The 80s aesthetic is brilliantly achieved and lends a neon dazzle to the screen which Jenkins is clearly keen on, but it’s a shame that none of this upbeat energy is reflected within the soundtrack. It would have been nice to hear some songs from the era, or for the soundscape to match the visuals with an 80s feel, but Wonder Woman 1984 sounds eerily similar to the previous DCEU films, with Wonder Woman’s theme sounding just the same as it always has, instead of being infused with any sort of 80s synth.

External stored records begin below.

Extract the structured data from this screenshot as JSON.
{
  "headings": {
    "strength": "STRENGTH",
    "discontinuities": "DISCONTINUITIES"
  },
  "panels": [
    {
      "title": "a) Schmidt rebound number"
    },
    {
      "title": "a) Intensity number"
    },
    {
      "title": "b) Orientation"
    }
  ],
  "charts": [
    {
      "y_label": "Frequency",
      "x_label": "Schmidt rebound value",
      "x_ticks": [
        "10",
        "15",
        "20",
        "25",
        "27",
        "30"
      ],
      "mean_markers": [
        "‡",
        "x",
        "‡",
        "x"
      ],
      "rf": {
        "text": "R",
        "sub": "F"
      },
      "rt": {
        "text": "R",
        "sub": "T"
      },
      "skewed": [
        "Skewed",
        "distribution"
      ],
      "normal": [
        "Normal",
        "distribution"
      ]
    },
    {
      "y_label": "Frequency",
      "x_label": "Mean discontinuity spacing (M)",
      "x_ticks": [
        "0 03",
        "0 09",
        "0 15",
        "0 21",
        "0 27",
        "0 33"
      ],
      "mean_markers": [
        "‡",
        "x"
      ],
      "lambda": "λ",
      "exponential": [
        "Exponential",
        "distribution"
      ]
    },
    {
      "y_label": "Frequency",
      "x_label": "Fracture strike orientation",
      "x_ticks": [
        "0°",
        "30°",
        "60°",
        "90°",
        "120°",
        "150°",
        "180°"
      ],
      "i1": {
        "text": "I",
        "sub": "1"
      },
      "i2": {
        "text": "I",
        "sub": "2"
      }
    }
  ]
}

Ultimately, Wonder Woman 1984, despite small moments of narrative implausibility, offers what feels like a classic comic book movie. The forces that are being fought against here, as opposed to being something supernatural, feels very human and grounded. The focus throughout, despite the large and numerous fight sequences, is upon the emotions of our characters and, once more, upon Diana’s own set of values. Gadot continues to be an utter delight here, and ably carries the film along with the other stellar cast members. Wonder Woman 1984 perhaps suffers from the decision to release it upon streaming instead of within the cinema, as this is an offering that would have soared visually on the big screen, and has perhaps set itself up for more criticism from people sitting in their homes watching it in more distracting surroundings.

Wonder Woman 1984 is available now to rent through digital retailers.